As the Death Row ship was sinking, Snoop Dogg bailed, heading over to the new bastion of street cred, No Limit Records.
Master P had worked his way to the top of the charts by giving the people what they wanted -- straight-up gangsta, with no frills, creativity, or substance.
It was all a little rawer (actually, just cheaper) than Death Row's productions, but there was no denying that they knew what sold, and it seemed as if Snoop was making No Limit legitimate in the eyes of the mainstream world.
Master P is a master marketer, and he knows how to reshape everyone on his roster into good No Limit soldiers.
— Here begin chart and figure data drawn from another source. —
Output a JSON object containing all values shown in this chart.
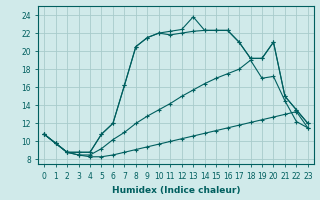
{
  "bg_color": "#d0eaea",
  "grid_color": "#a8cccc",
  "line_color": "#005f5f",
  "xlabel": "Humidex (Indice chaleur)",
  "xlim": [
    -0.5,
    23.5
  ],
  "ylim": [
    7.5,
    25.0
  ],
  "xticks": [
    0,
    1,
    2,
    3,
    4,
    5,
    6,
    7,
    8,
    9,
    10,
    11,
    12,
    13,
    14,
    15,
    16,
    17,
    18,
    19,
    20,
    21,
    22,
    23
  ],
  "yticks": [
    8,
    10,
    12,
    14,
    16,
    18,
    20,
    22,
    24
  ],
  "lines": [
    [
      10.8,
      9.8,
      8.8,
      8.5,
      8.3,
      8.3,
      8.5,
      8.8,
      9.1,
      9.4,
      9.7,
      10.0,
      10.3,
      10.6,
      10.9,
      11.2,
      11.5,
      11.8,
      12.1,
      12.4,
      12.7,
      13.0,
      13.3,
      11.5
    ],
    [
      10.8,
      9.8,
      8.8,
      8.5,
      8.5,
      9.2,
      10.2,
      11.0,
      12.0,
      12.8,
      13.5,
      14.2,
      15.0,
      15.7,
      16.4,
      17.0,
      17.5,
      18.0,
      19.0,
      17.0,
      17.2,
      14.5,
      12.2,
      11.5
    ],
    [
      10.8,
      9.8,
      8.8,
      8.8,
      8.8,
      10.8,
      12.0,
      16.2,
      20.5,
      21.5,
      22.0,
      21.8,
      22.0,
      22.2,
      22.3,
      22.3,
      22.3,
      21.0,
      19.2,
      19.2,
      21.0,
      15.0,
      13.5,
      12.0
    ],
    [
      10.8,
      9.8,
      8.8,
      8.8,
      8.8,
      10.8,
      12.0,
      16.2,
      20.5,
      21.5,
      22.0,
      22.2,
      22.4,
      23.8,
      22.3,
      22.3,
      22.3,
      21.0,
      19.2,
      19.2,
      21.0,
      15.0,
      13.5,
      12.0
    ]
  ]
}
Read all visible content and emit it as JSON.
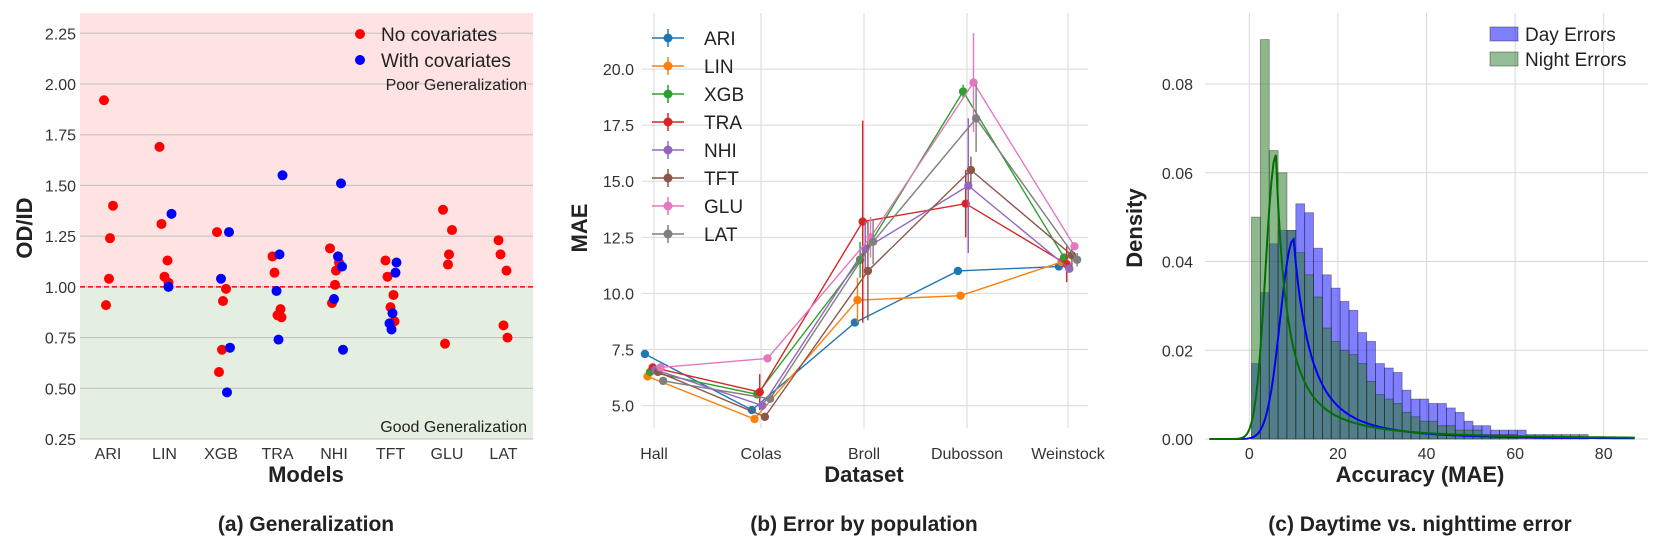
{
  "panels": {
    "generalization": {
      "caption": "(a) Generalization",
      "chart_data": {
        "type": "scatter",
        "xlabel": "Models",
        "ylabel": "OD/ID",
        "categories": [
          "ARI",
          "LIN",
          "XGB",
          "TRA",
          "NHI",
          "TFT",
          "GLU",
          "LAT"
        ],
        "ylim": [
          0.25,
          2.35
        ],
        "yticks": [
          "0.25",
          "0.50",
          "0.75",
          "1.00",
          "1.25",
          "1.50",
          "1.75",
          "2.00",
          "2.25"
        ],
        "threshold": 1.0,
        "regions": {
          "upper_label": "Poor Generalization",
          "lower_label": "Good Generalization",
          "upper_color": "#ffe3e3",
          "lower_color": "#e4efe1"
        },
        "series": [
          {
            "name": "No covariates",
            "color": "#ff0000",
            "points": [
              [
                "ARI",
                1.92
              ],
              [
                "ARI",
                1.4
              ],
              [
                "ARI",
                1.24
              ],
              [
                "ARI",
                1.04
              ],
              [
                "ARI",
                0.91
              ],
              [
                "LIN",
                1.69
              ],
              [
                "LIN",
                1.31
              ],
              [
                "LIN",
                1.13
              ],
              [
                "LIN",
                1.05
              ],
              [
                "LIN",
                1.02
              ],
              [
                "XGB",
                1.27
              ],
              [
                "XGB",
                0.99
              ],
              [
                "XGB",
                0.93
              ],
              [
                "XGB",
                0.69
              ],
              [
                "XGB",
                0.58
              ],
              [
                "TRA",
                1.15
              ],
              [
                "TRA",
                1.07
              ],
              [
                "TRA",
                0.89
              ],
              [
                "TRA",
                0.86
              ],
              [
                "TRA",
                0.85
              ],
              [
                "NHI",
                1.19
              ],
              [
                "NHI",
                1.12
              ],
              [
                "NHI",
                1.08
              ],
              [
                "NHI",
                1.01
              ],
              [
                "NHI",
                0.92
              ],
              [
                "TFT",
                1.13
              ],
              [
                "TFT",
                1.05
              ],
              [
                "TFT",
                0.96
              ],
              [
                "TFT",
                0.9
              ],
              [
                "TFT",
                0.83
              ],
              [
                "GLU",
                1.38
              ],
              [
                "GLU",
                1.28
              ],
              [
                "GLU",
                1.16
              ],
              [
                "GLU",
                1.11
              ],
              [
                "GLU",
                0.72
              ],
              [
                "LAT",
                1.23
              ],
              [
                "LAT",
                1.16
              ],
              [
                "LAT",
                1.08
              ],
              [
                "LAT",
                0.81
              ],
              [
                "LAT",
                0.75
              ]
            ]
          },
          {
            "name": "With covariates",
            "color": "#0000ff",
            "points": [
              [
                "LIN",
                1.36
              ],
              [
                "LIN",
                1.0
              ],
              [
                "XGB",
                1.27
              ],
              [
                "XGB",
                1.04
              ],
              [
                "XGB",
                0.7
              ],
              [
                "XGB",
                0.48
              ],
              [
                "TRA",
                1.55
              ],
              [
                "TRA",
                1.16
              ],
              [
                "TRA",
                0.98
              ],
              [
                "TRA",
                0.74
              ],
              [
                "NHI",
                1.51
              ],
              [
                "NHI",
                1.15
              ],
              [
                "NHI",
                1.1
              ],
              [
                "NHI",
                0.94
              ],
              [
                "NHI",
                0.69
              ],
              [
                "TFT",
                1.12
              ],
              [
                "TFT",
                1.07
              ],
              [
                "TFT",
                0.87
              ],
              [
                "TFT",
                0.82
              ],
              [
                "TFT",
                0.79
              ]
            ]
          }
        ],
        "legend": [
          "No covariates",
          "With covariates"
        ]
      }
    },
    "error_by_population": {
      "caption": "(b) Error by population",
      "chart_data": {
        "type": "line",
        "xlabel": "Dataset",
        "ylabel": "MAE",
        "categories": [
          "Hall",
          "Colas",
          "Broll",
          "Dubosson",
          "Weinstock"
        ],
        "ylim": [
          4.0,
          22.5
        ],
        "yticks": [
          "5.0",
          "7.5",
          "10.0",
          "12.5",
          "15.0",
          "17.5",
          "20.0"
        ],
        "series": [
          {
            "name": "ARI",
            "color": "#1f77b4",
            "values": [
              7.3,
              4.8,
              8.7,
              11.0,
              11.2
            ],
            "err": [
              0,
              0,
              0,
              0,
              0
            ]
          },
          {
            "name": "LIN",
            "color": "#ff7f0e",
            "values": [
              6.3,
              4.4,
              9.7,
              9.9,
              11.4
            ],
            "err": [
              0,
              0,
              1.0,
              0,
              0
            ]
          },
          {
            "name": "XGB",
            "color": "#2ca02c",
            "values": [
              6.5,
              5.5,
              11.5,
              19.0,
              11.6
            ],
            "err": [
              0,
              0,
              0.8,
              0.3,
              0
            ]
          },
          {
            "name": "TRA",
            "color": "#d62728",
            "values": [
              6.7,
              5.6,
              13.2,
              14.0,
              11.3
            ],
            "err": [
              0,
              0.8,
              4.5,
              1.5,
              0.8
            ]
          },
          {
            "name": "NHI",
            "color": "#9467bd",
            "values": [
              6.6,
              5.0,
              12.0,
              14.8,
              11.1
            ],
            "err": [
              0,
              0,
              1.2,
              3.0,
              0
            ]
          },
          {
            "name": "TFT",
            "color": "#8c564b",
            "values": [
              6.5,
              4.5,
              11.0,
              15.5,
              11.7
            ],
            "err": [
              0,
              0,
              2.2,
              0.6,
              0.5
            ]
          },
          {
            "name": "GLU",
            "color": "#e377c2",
            "values": [
              6.7,
              7.1,
              12.5,
              19.4,
              12.1
            ],
            "err": [
              0,
              0,
              0.9,
              2.2,
              0
            ]
          },
          {
            "name": "LAT",
            "color": "#7f7f7f",
            "values": [
              6.1,
              5.3,
              12.3,
              17.8,
              11.5
            ],
            "err": [
              0,
              0,
              1.0,
              1.5,
              0.3
            ]
          }
        ]
      }
    },
    "daytime_vs_nighttime": {
      "caption": "(c) Daytime vs. nighttime error",
      "chart_data": {
        "type": "histogram",
        "xlabel": "Accuracy (MAE)",
        "ylabel": "Density",
        "xlim": [
          -10,
          90
        ],
        "ylim": [
          0,
          0.096
        ],
        "xticks": [
          0,
          20,
          40,
          60,
          80
        ],
        "yticks": [
          "0.00",
          "0.02",
          "0.04",
          "0.06",
          "0.08"
        ],
        "series": [
          {
            "name": "Day Errors",
            "color": "#0000ff",
            "kde_color": "#0000ff",
            "bin_start": 0.5,
            "bin_width": 2,
            "densities": [
              0.017,
              0.033,
              0.044,
              0.047,
              0.047,
              0.053,
              0.051,
              0.043,
              0.037,
              0.034,
              0.031,
              0.029,
              0.024,
              0.022,
              0.017,
              0.016,
              0.015,
              0.011,
              0.009,
              0.009,
              0.008,
              0.008,
              0.007,
              0.006,
              0.004,
              0.003,
              0.003,
              0.002,
              0.002,
              0.002,
              0.002,
              0.001,
              0.001,
              0.001,
              0.001,
              0.001,
              0.001,
              0.001
            ]
          },
          {
            "name": "Night Errors",
            "color": "#2e7d2e",
            "kde_color": "#007000",
            "bin_start": 0.5,
            "bin_width": 2,
            "densities": [
              0.05,
              0.09,
              0.065,
              0.06,
              0.047,
              0.042,
              0.037,
              0.032,
              0.025,
              0.022,
              0.02,
              0.019,
              0.017,
              0.013,
              0.01,
              0.009,
              0.008,
              0.006,
              0.005,
              0.004,
              0.004,
              0.003,
              0.003,
              0.002,
              0.002,
              0.002,
              0.001,
              0.001,
              0.001,
              0.001
            ]
          }
        ],
        "kde": {
          "day": {
            "peak_x": 10,
            "peak_y": 0.045
          },
          "night": {
            "peak_x": 6,
            "peak_y": 0.064
          }
        },
        "legend": [
          "Day Errors",
          "Night Errors"
        ]
      }
    }
  }
}
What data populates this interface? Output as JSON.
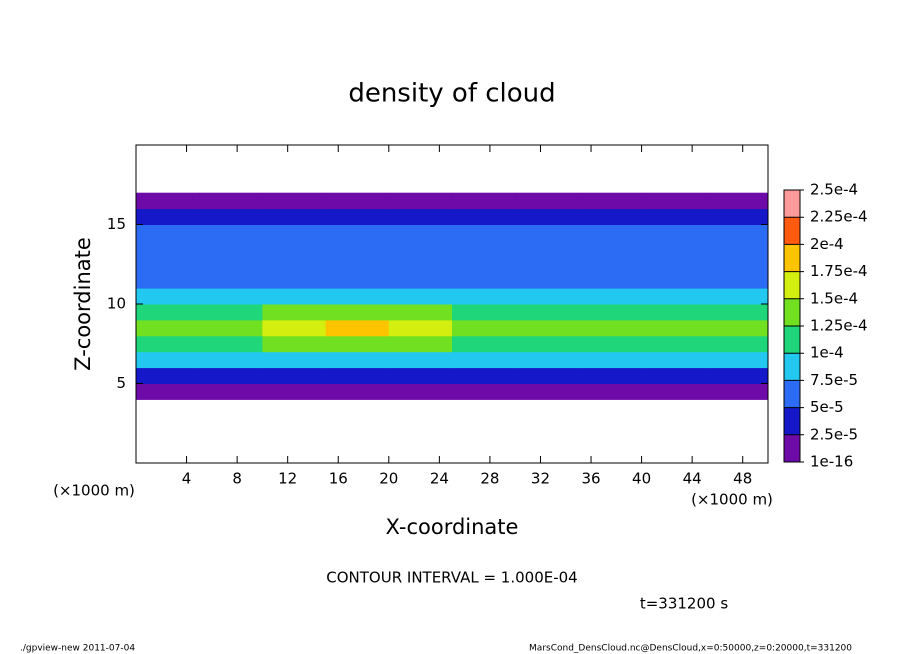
{
  "chart_data": {
    "type": "heatmap",
    "title": "density of cloud",
    "x_label": "X-coordinate",
    "y_label": "Z-coordinate",
    "x_unit": "(×1000 m)",
    "x_unit_right": "(×1000 m)",
    "contour_note": "CONTOUR INTERVAL = 1.000E-04",
    "time_note": "t=331200 s",
    "footer_left": "./gpview-new  2011-07-04",
    "footer_right": "MarsCond_DensCloud.nc@DensCloud,x=0:50000,z=0:20000,t=331200",
    "xlim": [
      0,
      50
    ],
    "ylim": [
      0,
      20
    ],
    "xticks": [
      4,
      8,
      12,
      16,
      20,
      24,
      28,
      32,
      36,
      40,
      44,
      48
    ],
    "yticks": [
      5,
      10,
      15
    ],
    "x": [
      2.5,
      7.5,
      12.5,
      17.5,
      22.5,
      27.5,
      32.5,
      37.5,
      42.5,
      47.5
    ],
    "y": [
      4.5,
      5.5,
      6.5,
      7.5,
      8.5,
      9.5,
      10.5,
      11.5,
      12.5,
      13.5,
      14.5,
      15.5,
      16.5
    ],
    "values": [
      [
        1e-05,
        1e-05,
        1e-05,
        1e-05,
        1e-05,
        1e-05,
        1e-05,
        1e-05,
        1e-05,
        1e-05
      ],
      [
        4e-05,
        3e-05,
        4e-05,
        4e-05,
        4e-05,
        4e-05,
        3e-05,
        4e-05,
        4e-05,
        4e-05
      ],
      [
        8e-05,
        8e-05,
        8e-05,
        8e-05,
        8e-05,
        8e-05,
        8e-05,
        8e-05,
        8e-05,
        8e-05
      ],
      [
        0.00011,
        0.00011,
        0.00013,
        0.00013,
        0.00013,
        0.00011,
        0.00011,
        0.00011,
        0.00011,
        0.00011
      ],
      [
        0.00013,
        0.00013,
        0.00016,
        0.00018,
        0.00016,
        0.00013,
        0.00013,
        0.00013,
        0.00013,
        0.00013
      ],
      [
        0.000115,
        0.000115,
        0.000135,
        0.000135,
        0.000135,
        0.000115,
        0.000115,
        0.000115,
        0.000115,
        0.000115
      ],
      [
        9e-05,
        9e-05,
        9e-05,
        9e-05,
        9e-05,
        9e-05,
        9e-05,
        9e-05,
        9e-05,
        9e-05
      ],
      [
        7e-05,
        7e-05,
        7e-05,
        7e-05,
        7e-05,
        7e-05,
        7e-05,
        7e-05,
        7e-05,
        7e-05
      ],
      [
        6e-05,
        6e-05,
        6e-05,
        6e-05,
        6e-05,
        6e-05,
        6e-05,
        6e-05,
        6e-05,
        6e-05
      ],
      [
        5.5e-05,
        5.5e-05,
        5.5e-05,
        5.5e-05,
        5.5e-05,
        5.5e-05,
        5.5e-05,
        5.5e-05,
        5.5e-05,
        5.5e-05
      ],
      [
        5e-05,
        5e-05,
        5e-05,
        5e-05,
        5e-05,
        5e-05,
        5e-05,
        5e-05,
        5e-05,
        5e-05
      ],
      [
        4e-05,
        4e-05,
        4e-05,
        4e-05,
        4e-05,
        4e-05,
        4e-05,
        4e-05,
        4e-05,
        4e-05
      ],
      [
        1e-05,
        1e-05,
        1e-05,
        1e-05,
        1e-05,
        1e-05,
        1e-05,
        1e-05,
        1e-05,
        1e-05
      ]
    ],
    "levels": [
      {
        "value": 1e-16,
        "label": "1e-16"
      },
      {
        "value": 2.5e-05,
        "label": "2.5e-5"
      },
      {
        "value": 5e-05,
        "label": "5e-5"
      },
      {
        "value": 7.5e-05,
        "label": "7.5e-5"
      },
      {
        "value": 0.0001,
        "label": "1e-4"
      },
      {
        "value": 0.000125,
        "label": "1.25e-4"
      },
      {
        "value": 0.00015,
        "label": "1.5e-4"
      },
      {
        "value": 0.000175,
        "label": "1.75e-4"
      },
      {
        "value": 0.0002,
        "label": "2e-4"
      },
      {
        "value": 0.000225,
        "label": "2.25e-4"
      },
      {
        "value": 0.00025,
        "label": "2.5e-4"
      }
    ],
    "colors": [
      "#6e0ba8",
      "#1418c8",
      "#2c6cf4",
      "#22c8f0",
      "#20d67a",
      "#70e020",
      "#d4ee10",
      "#ffc400",
      "#ff5a10",
      "#ff9a9a"
    ]
  }
}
And that's precisely what Snoop Dogg is on Da Game Is to Be Sold, Not to Be Told, his third album proper and first for No Limit.
There are a few concessions to G-funk scattered throughout the record, but by and large, Beats by the Pound and P give Snoop a set of standard No Limit backing tracks and have him do the No Limit dance -- record a long-winded, monotonous album, filled with "interpolations" of '80s soul and rap songs, and loaded with No Limit cameos.
But there's one crucial difference: unlike most of Master P's grunts, Snoop has style, miles and miles of style.
His loose, languid delivery is positively enthralling, which makes it all the more frustrating when No Limit hacks interrupt the flow.
That happens on almost all of the tracks -- only a handful are Snoop alone, and those illustrate that he can, on occasion, turn bland music into something interesting.
Still, they can't excuse the banality of Da Game Is to Be Sold, Not to Be Told.
Signing to No Limit might have preserved Snoop Dogg's street cred, but it ruined his creativity.